第七話 五
小さい頃から、モーツァルトの『アイネクライネナハトムジーク』だけは、好きでいた。
姉ちゃんから聞いた話では、俺がまだお腹の中にいた頃、母さんがよく聴かせていたらしい。
なんでも、モーツァルトを聴かせると、元気な子が産まれるらしいと、何処の誰が言っていたのか。それとも母さんの迷信なのか、真相は分からない。
「朔、起きてる?」
「ん?」
「お粥作ったから、少しでも食べな」
「うん」
あれから、深い眠りについた俺は、姉ちゃんの声の少し前に、目を覚ました。ベッドに寝たままで。
「紫雲さんたち、下にいる?」
「いるよ。香楽ちゃん、朔のことで、泣いててね」
「俺を、五行術師に誘ったこと?」
「そうみたい。でも、霊魔が見える人は少ないし、誰のせいでもない」
「紫雲さんと話したい。ごめん、姉ちゃん。下で食べる」
ベッドから降りようにも力が入らず、降りると言うより、落ちた。ドサッと落ちた衝撃で、脇腹が痛い。
「おわっ!」
「ちょっと、大丈夫!?」
「平気。痛いけど」
「風吹さん呼んでくるから、待っててよ!」
お粥の入った一人用の土鍋を持ったまま、部屋を出た姉ちゃん。すぐに階段を上がってくる足音が聞こえてきた。
『大丈夫か? 少年』
「風吹。悪ぃ、手伝って。力が入らないんだ」
『お姫様抱っこでも、文句言うなよ?』
「何だって良い」
ヒョイっと風吹に抱かれ、お姫様抱っこをされたまま、一階へと降りた俺。
「空木君」
「脇腹が痛いけど、大丈夫」
「それなら良かった」
リビングのソファーに座り、今やっているバラエティー番組を見る。何も考えられないし、内容も頭に入って来ない。
「ねぇ、紫雲さん。隣に座ってよ」
「え!? あ、っと、えーと……」
「良いから。ほら、ここ」
ソファーの端の方に移動して、紫雲さんが座れる場所を確保。ポンポンと手で合図して、紫雲さんを手招く。
「えーと。空木君、大丈夫?」
「何もしないよ。大丈夫。ただ、隣にいて欲しいだけ」
「お、おじゃま、お邪魔します?」
顔が赤くなっている紫雲さんを見るのは、これが初めて。
紫雲さんの顔をじっと見つめていると、紫雲さんもこちらをチラチラと、何度も見てくる。

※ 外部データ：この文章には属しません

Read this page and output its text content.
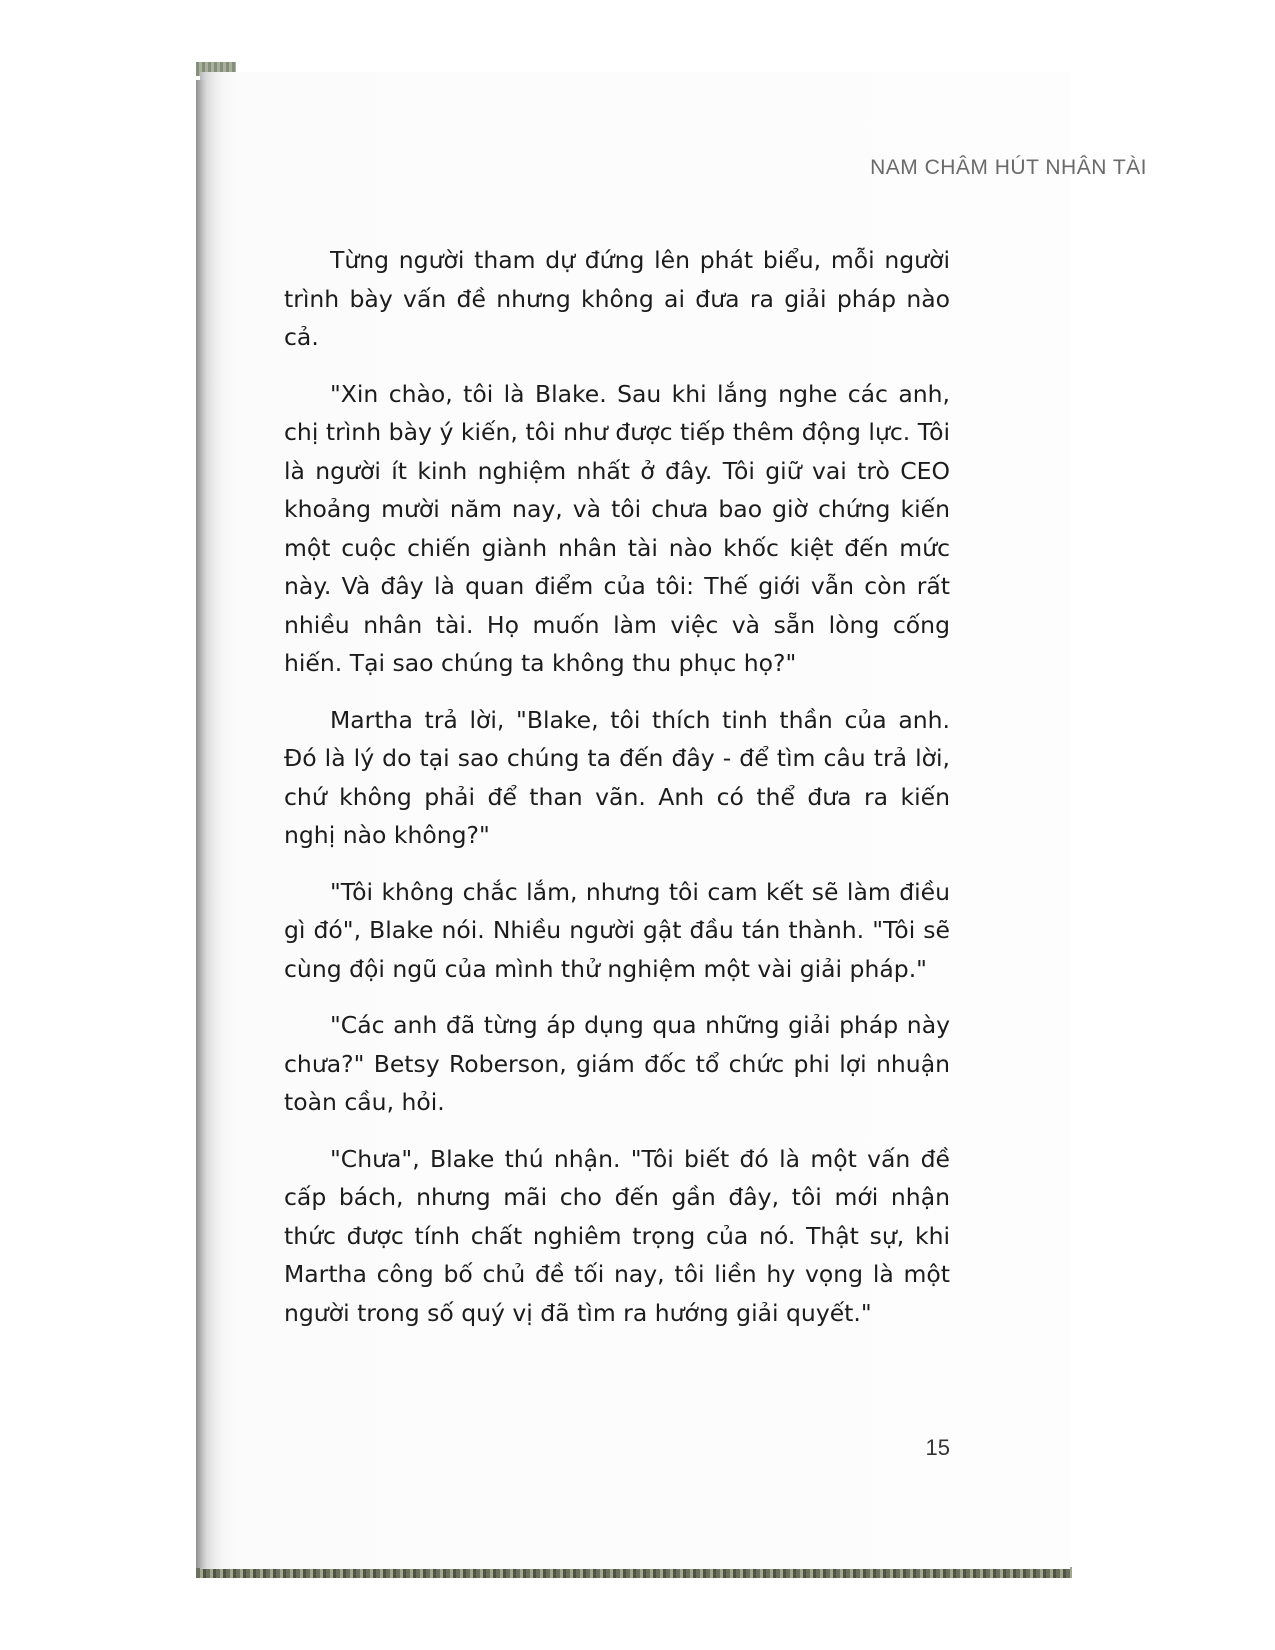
NAM CHÂM HÚT NHÂN TÀI

Từng người tham dự đứng lên phát biểu, mỗi người trình bày vấn đề nhưng không ai đưa ra giải pháp nào cả.

"Xin chào, tôi là Blake. Sau khi lắng nghe các anh, chị trình bày ý kiến, tôi như được tiếp thêm động lực. Tôi là người ít kinh nghiệm nhất ở đây. Tôi giữ vai trò CEO khoảng mười năm nay, và tôi chưa bao giờ chứng kiến một cuộc chiến giành nhân tài nào khốc kiệt đến mức này. Và đây là quan điểm của tôi: Thế giới vẫn còn rất nhiều nhân tài. Họ muốn làm việc và sẵn lòng cống hiến. Tại sao chúng ta không thu phục họ?"

Martha trả lời, "Blake, tôi thích tinh thần của anh. Đó là lý do tại sao chúng ta đến đây - để tìm câu trả lời, chứ không phải để than vãn. Anh có thể đưa ra kiến nghị nào không?"

"Tôi không chắc lắm, nhưng tôi cam kết sẽ làm điều gì đó", Blake nói. Nhiều người gật đầu tán thành. "Tôi sẽ cùng đội ngũ của mình thử nghiệm một vài giải pháp."

"Các anh đã từng áp dụng qua những giải pháp này chưa?" Betsy Roberson, giám đốc tổ chức phi lợi nhuận toàn cầu, hỏi.

"Chưa", Blake thú nhận. "Tôi biết đó là một vấn đề cấp bách, nhưng mãi cho đến gần đây, tôi mới nhận thức được tính chất nghiêm trọng của nó. Thật sự, khi Martha công bố chủ đề tối nay, tôi liền hy vọng là một người trong số quý vị đã tìm ra hướng giải quyết."

15
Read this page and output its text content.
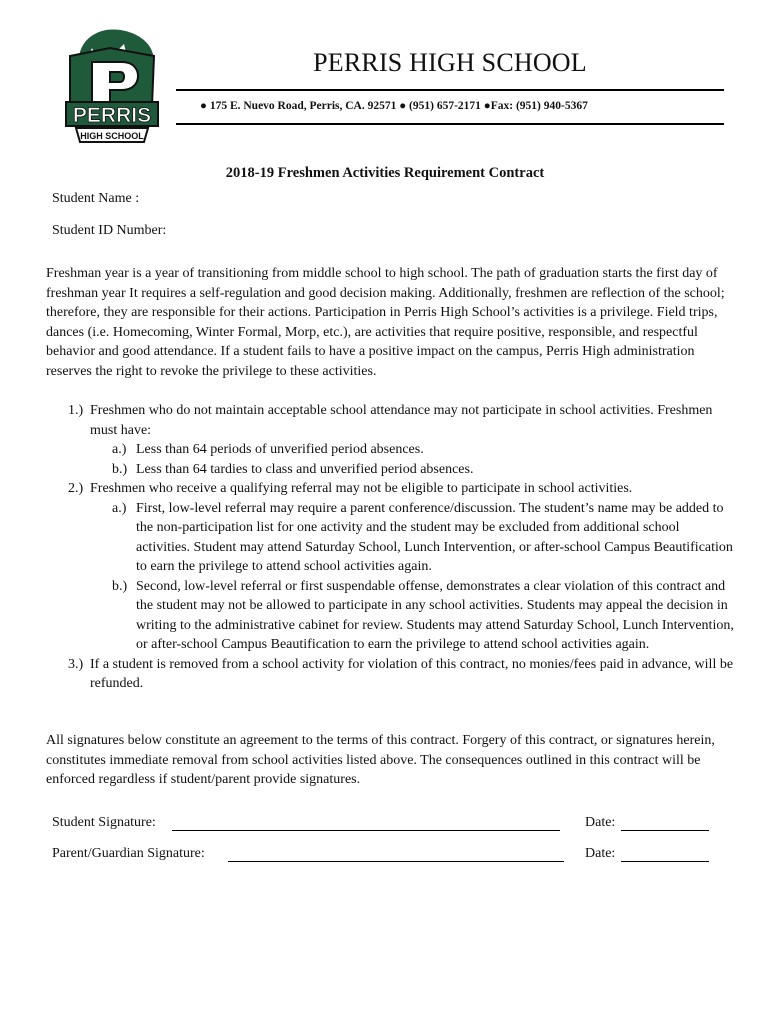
PERRIS
HIGH SCHOOL
PERRIS HIGH SCHOOL
● 175 E. Nuevo Road, Perris, CA. 92571 ● (951) 657-2171 ●Fax: (951) 940-5367
2018-19 Freshmen Activities Requirement Contract
Student Name :
Student ID Number:
Freshman year is a year of transitioning from middle school to high school. The path of graduation starts the first day of freshman year It requires a self-regulation and good decision making. Additionally, freshmen are reflection of the school; therefore, they are responsible for their actions. Participation in Perris High School’s activities is a privilege. Field trips, dances (i.e. Homecoming, Winter Formal, Morp, etc.), are activities that require positive, responsible, and respectful behavior and good attendance. If a student fails to have a positive impact on the campus, Perris High administration reserves the right to revoke the privilege to these activities.
1.) Freshmen who do not maintain acceptable school attendance may not participate in school activities. Freshmen must have:
a.) Less than 64 periods of unverified period absences.
b.) Less than 64 tardies to class and unverified period absences.
2.) Freshmen who receive a qualifying referral may not be eligible to participate in school activities.
a.) First, low-level referral may require a parent conference/discussion. The student’s name may be added to the non-participation list for one activity and the student may be excluded from additional school activities. Student may attend Saturday School, Lunch Intervention, or after-school Campus Beautification to earn the privilege to attend school activities again.
b.) Second, low-level referral or first suspendable offense, demonstrates a clear violation of this contract and the student may not be allowed to participate in any school activities. Students may appeal the decision in writing to the administrative cabinet for review. Students may attend Saturday School, Lunch Intervention, or after-school Campus Beautification to earn the privilege to attend school activities again.
3.) If a student is removed from a school activity for violation of this contract, no monies/fees paid in advance, will be refunded.
All signatures below constitute an agreement to the terms of this contract. Forgery of this contract, or signatures herein, constitutes immediate removal from school activities listed above. The consequences outlined in this contract will be enforced regardless if student/parent provide signatures.
Student Signature:	Date:
Parent/Guardian Signature:	Date:
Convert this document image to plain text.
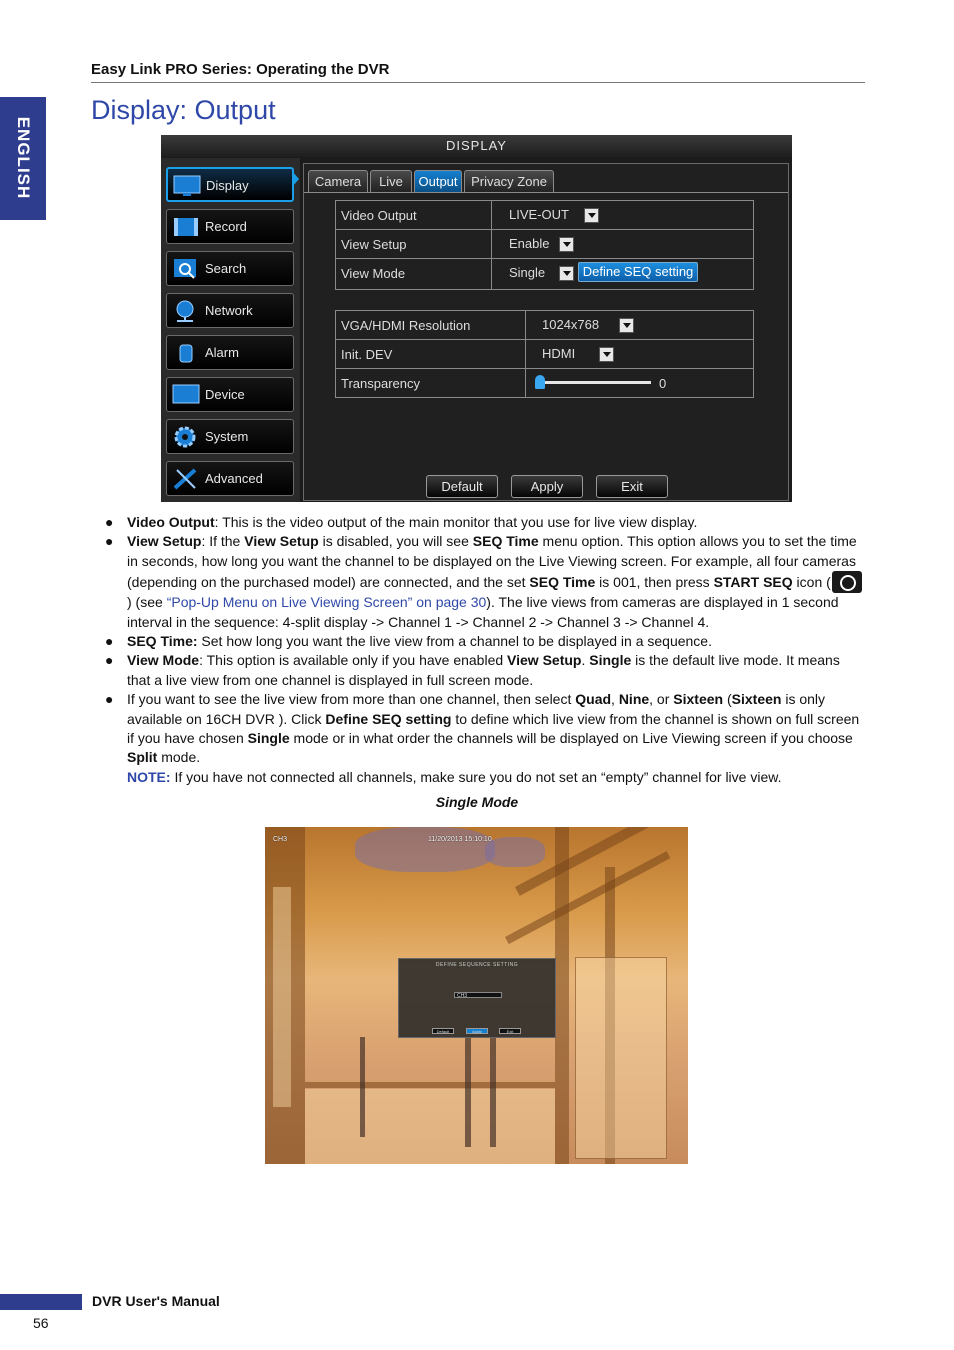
Easy Link PRO Series: Operating the DVR
ENGLISH
Display: Output
DISPLAY
Display
Record
Search
Network
Alarm
Device
System
Advanced
Camera	Live	Output	Privacy Zone
Video Output	LIVE-OUT
View Setup	Enable
View Mode	Single	Define SEQ setting
VGA/HDMI Resolution	1024x768
Init. DEV	HDMI
Transparency	0
Default	Apply	Exit

● Video Output: This is the video output of the main monitor that you use for live view display.

● View Setup: If the View Setup is disabled, you will see SEQ Time menu option. This option allows you to set the time in seconds, how long you want the channel to be displayed on the Live Viewing screen. For example, all four cameras (depending on the purchased model) are connected, and the set SEQ Time is 001, then press START SEQ icon () (see “Pop-Up Menu on Live Viewing Screen” on page 30). The live views from cameras are displayed in 1 second interval in the sequence: 4-split display -> Channel 1 -> Channel 2 -> Channel 3 -> Channel 4.

● SEQ Time: Set how long you want the live view from a channel to be displayed in a sequence.

● View Mode: This option is available only if you have enabled View Setup. Single is the default live mode. It means that a live view from one channel is displayed in full screen mode.

● If you want to see the live view from more than one channel, then select Quad, Nine, or Sixteen (Sixteen is only available on 16CH DVR ). Click Define SEQ setting to define which live view from the channel is shown on full screen if you have chosen Single mode or in what order the channels will be displayed on Live Viewing screen if you choose Split mode.
NOTE: If you have not connected all channels, make sure you do not set an “empty” channel for live view.

Single Mode
CH3	11/20/2013 15:10:10
DEFINE SEQUENCE SETTING
CH3
Default	Apply	Exit
DVR User's Manual
56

「紫雲さん。俺は、紫雲さんの力になりたい。だけど、俺の実力じゃ、紫雲さんの足手まといになる」
「そんなことないよ。空木君」
「いつも、助けてくれて、ありがとう。紫雲さん」
「こちらこそ。術師になってくれて、ありがとう。空木君」
「照れてる紫雲さん、いつもより可愛いね」
「そんなっ! そんなこと、ない!」
「そんなに謙遜しないでよ。可愛いよ?」
「空木君、頭でも打った? 大丈夫? 何だか変だよ」
俺の口から出た言葉は真実であり、偽りはない。でもただ、普段の俺なら絶対に、言わないことを言っている。